“Les libraires de Toulon (dont la grande librairie Charlemagne) sont déjà en rupture de stock du livre de Jordan Bardella (…)”s’est réjoui Amaury Navarranne sur X, samedi dernier, jour de la sortie nationale de l’autobiographie du président du Rassemblement national intitulée Ce que je recherche. Un message de la conseillère municipale (RN) d’opposition de Toulon et de la Métropole relayé, sans autre vérification, par la députée varoise d’extrême droite Laure Lavalette, avec ce commentaire : “Excellent! Je comprends mieux l’enthousiasme de certains en apprenant l’arrivée de Jordan vendredi prochain.» Sauf que c’était… une fausse nouvelle.
Samedi dernier, Charlemagne n’avait techniquement pas pu épuiser son stock : cette librairie toulonnaise, qui devait recevoir les ouvrages vendredi dernier, n’a été livrée que… lundi par Hachette. Depuis, le visage de Jordan Bardella est apparu sur les étagères, à hauteur des yeux. Juste au-dessus du livre consacré à Jean-Luc Mélenchon. Et toujours pas de rupture de stock. Sur les 60 exemplaires commandés, seuls 11 ont été vendus. “Ce n’est pas ce qu’on m’a dit là-bas”se défend Amaury Navarranne.
Pour étayer son argument, ce dernier cite également deux autres lieux de prétendue “rupture”. Si dans le quartier du Mourillon, “les quelques exemplaires” commandé par La joie de lire avait en effet été pré-réservé par une poignée d’intéressés, et donc plus disponible au moment de la vente, au Relay de la gare, l’étalage regorge toujours de Ce que je recherche. Et là, personne ne semble vraiment le chercher. Dans toute la France, un tiers des exemplaires ont trouvé acheteur depuis samedi dernier, selon les données de 500 librairies indépendantes, alors qu’il est en tête des ventes sur Amazon.
Une sortie à fort enjeu
Du côté niçois, ce n’est pas non plus un flot de clientèle pro-Bardella. Sur les 60 autres exemplaires installés à la librairie principale Masséna, au cœur de la ville, 24 sont partis pour l’instant. Ici, ce sont plutôt les livres de Philippe de Villiers sur l’islamisation de la France qui partent comme des petits pains. « Soit les fans de Bardella achètent majoritairement sur Amazon, soit ils ne lisent pas forcément ce type de livre »analyse un professionnel de l’édition. « Fayard a publié 150 000 exemplaires de Ce que je recherchec’est un gros problème pour eux, dit un autre. C’est plus que pour une Amélie Nothomb. Mais attention au bouillon.

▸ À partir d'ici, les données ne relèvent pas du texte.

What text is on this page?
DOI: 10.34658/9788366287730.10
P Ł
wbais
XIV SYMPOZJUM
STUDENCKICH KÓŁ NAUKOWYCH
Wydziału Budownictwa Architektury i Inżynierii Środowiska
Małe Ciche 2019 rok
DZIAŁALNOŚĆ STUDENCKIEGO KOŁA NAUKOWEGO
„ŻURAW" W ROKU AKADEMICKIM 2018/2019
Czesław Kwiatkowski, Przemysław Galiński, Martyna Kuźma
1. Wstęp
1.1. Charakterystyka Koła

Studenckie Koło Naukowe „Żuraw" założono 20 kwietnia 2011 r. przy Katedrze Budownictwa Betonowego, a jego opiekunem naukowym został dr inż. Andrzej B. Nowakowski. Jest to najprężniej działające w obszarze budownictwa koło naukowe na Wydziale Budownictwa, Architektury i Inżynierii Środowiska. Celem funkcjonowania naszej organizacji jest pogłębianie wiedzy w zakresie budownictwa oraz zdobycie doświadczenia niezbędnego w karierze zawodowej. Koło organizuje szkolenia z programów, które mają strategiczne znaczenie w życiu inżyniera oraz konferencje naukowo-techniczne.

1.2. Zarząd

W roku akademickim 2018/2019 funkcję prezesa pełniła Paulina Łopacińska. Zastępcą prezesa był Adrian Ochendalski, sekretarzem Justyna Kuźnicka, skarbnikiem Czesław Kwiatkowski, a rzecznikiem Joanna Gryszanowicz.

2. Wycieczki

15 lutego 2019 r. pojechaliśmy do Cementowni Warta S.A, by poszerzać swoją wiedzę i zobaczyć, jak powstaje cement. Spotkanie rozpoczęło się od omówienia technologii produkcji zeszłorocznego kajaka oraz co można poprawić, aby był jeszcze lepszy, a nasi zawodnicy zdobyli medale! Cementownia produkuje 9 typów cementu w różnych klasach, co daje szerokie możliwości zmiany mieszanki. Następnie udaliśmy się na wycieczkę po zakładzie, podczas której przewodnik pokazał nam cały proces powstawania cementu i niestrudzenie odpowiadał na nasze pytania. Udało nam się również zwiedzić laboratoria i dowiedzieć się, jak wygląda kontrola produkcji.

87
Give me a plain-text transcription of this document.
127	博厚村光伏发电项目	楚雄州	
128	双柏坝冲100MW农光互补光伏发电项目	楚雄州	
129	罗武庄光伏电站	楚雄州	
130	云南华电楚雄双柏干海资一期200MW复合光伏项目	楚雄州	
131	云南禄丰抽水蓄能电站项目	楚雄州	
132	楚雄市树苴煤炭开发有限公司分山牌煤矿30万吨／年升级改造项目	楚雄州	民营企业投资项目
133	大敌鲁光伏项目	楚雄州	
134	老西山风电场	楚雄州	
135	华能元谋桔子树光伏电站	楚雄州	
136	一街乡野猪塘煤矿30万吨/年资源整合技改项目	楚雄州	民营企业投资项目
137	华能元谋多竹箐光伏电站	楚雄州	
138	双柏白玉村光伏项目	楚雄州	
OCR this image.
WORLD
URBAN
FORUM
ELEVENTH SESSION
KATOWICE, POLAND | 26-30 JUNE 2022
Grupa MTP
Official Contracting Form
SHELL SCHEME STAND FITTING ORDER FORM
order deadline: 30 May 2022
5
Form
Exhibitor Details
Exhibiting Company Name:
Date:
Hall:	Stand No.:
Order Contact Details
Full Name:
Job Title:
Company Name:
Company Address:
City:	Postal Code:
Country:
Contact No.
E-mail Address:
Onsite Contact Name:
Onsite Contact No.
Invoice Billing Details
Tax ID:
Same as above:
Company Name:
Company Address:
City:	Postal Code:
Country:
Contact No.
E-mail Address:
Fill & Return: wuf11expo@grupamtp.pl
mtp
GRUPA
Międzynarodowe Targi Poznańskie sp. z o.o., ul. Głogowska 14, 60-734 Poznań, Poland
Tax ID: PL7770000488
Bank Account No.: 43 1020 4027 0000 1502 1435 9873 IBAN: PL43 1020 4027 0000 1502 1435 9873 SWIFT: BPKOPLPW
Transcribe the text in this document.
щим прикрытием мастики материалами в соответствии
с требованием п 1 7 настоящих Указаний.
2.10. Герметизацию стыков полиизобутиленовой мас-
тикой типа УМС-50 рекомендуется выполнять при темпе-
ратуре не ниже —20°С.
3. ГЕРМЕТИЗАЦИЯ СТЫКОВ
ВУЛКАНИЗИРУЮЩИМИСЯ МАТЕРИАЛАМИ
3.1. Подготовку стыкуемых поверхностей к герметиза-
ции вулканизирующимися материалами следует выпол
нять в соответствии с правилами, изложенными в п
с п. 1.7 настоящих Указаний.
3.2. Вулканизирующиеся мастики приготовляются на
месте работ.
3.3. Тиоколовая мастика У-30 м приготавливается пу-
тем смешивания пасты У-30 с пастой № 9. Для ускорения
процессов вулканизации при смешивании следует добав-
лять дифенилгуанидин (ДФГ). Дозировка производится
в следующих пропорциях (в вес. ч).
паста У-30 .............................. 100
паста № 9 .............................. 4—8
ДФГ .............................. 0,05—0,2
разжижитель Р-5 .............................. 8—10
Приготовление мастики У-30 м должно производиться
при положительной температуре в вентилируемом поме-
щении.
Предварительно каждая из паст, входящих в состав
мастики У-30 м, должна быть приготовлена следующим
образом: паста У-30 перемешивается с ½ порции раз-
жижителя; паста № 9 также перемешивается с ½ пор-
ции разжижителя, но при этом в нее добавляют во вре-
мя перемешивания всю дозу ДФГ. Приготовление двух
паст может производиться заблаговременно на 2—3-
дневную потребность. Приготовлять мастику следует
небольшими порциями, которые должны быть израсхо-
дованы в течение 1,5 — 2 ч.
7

Pour dynamiser ses ventes, Fayard peut compter sur la tournée de Jordan Bardella dans de nombreuses villes de province. Et notamment vendredi soir à Toulon, où une dédicace est prévue « pour 200 à 300 personnes ». Pas à Charlemagne, comme l’avait initialement demandé la maison d’édition rachetée par Vincent Bolloré : le groupe familial varois, qui ne partage pas les idées du Rassemblement national, y a opposé son veto pour ne pas participer au buzz.
« C’est du sectarisme alors qu’un électeur varois sur deux a voté pour le Rassemblement national lors des dernières législatives », déplore Frank Giletti, député et président de la fédération RN83. Pour trouver un plan B, ce dernier, qui attend vendredi avant de lire la biographie du leader d’extrême droite, a fait appel à son carnet d’adresses. « Nous avons recherché auprès de nos contacts un lieu central et accessible qui pourrait nous accueillir », explique celui qui a opté pour Flavor, un nouveau restaurant-piste de danse à côté du stade Mayol.
Un hôtel cinq étoiles comme QG
A Nice, pas non plus de rendez-vous de lecteurs dans une librairie. Cette fois, faute de place, explique Alexandra Masson, députée et présidente de la fédération RN 06. Elle a réservé samedi matin le Boscolo, un hôtel cinq étoiles qui sert régulièrement de lieu de réception pour la soirée de Marine Le Pen.
Fayard comptait encore sur le personnel de la librairie Masséna pour y vendre ses livres avant de recevoir… un refus catégorique. Si cette marque vend ce que je recherche, elle n’envisage pas de participer à une soirée pour cela. Là encore, le RN a trouvé la solution. « La librairie Jean Jaurès, partenaire de Fayard, s’en chargera », explique Alexandra Masson. “Et ils sont très sympathiques.”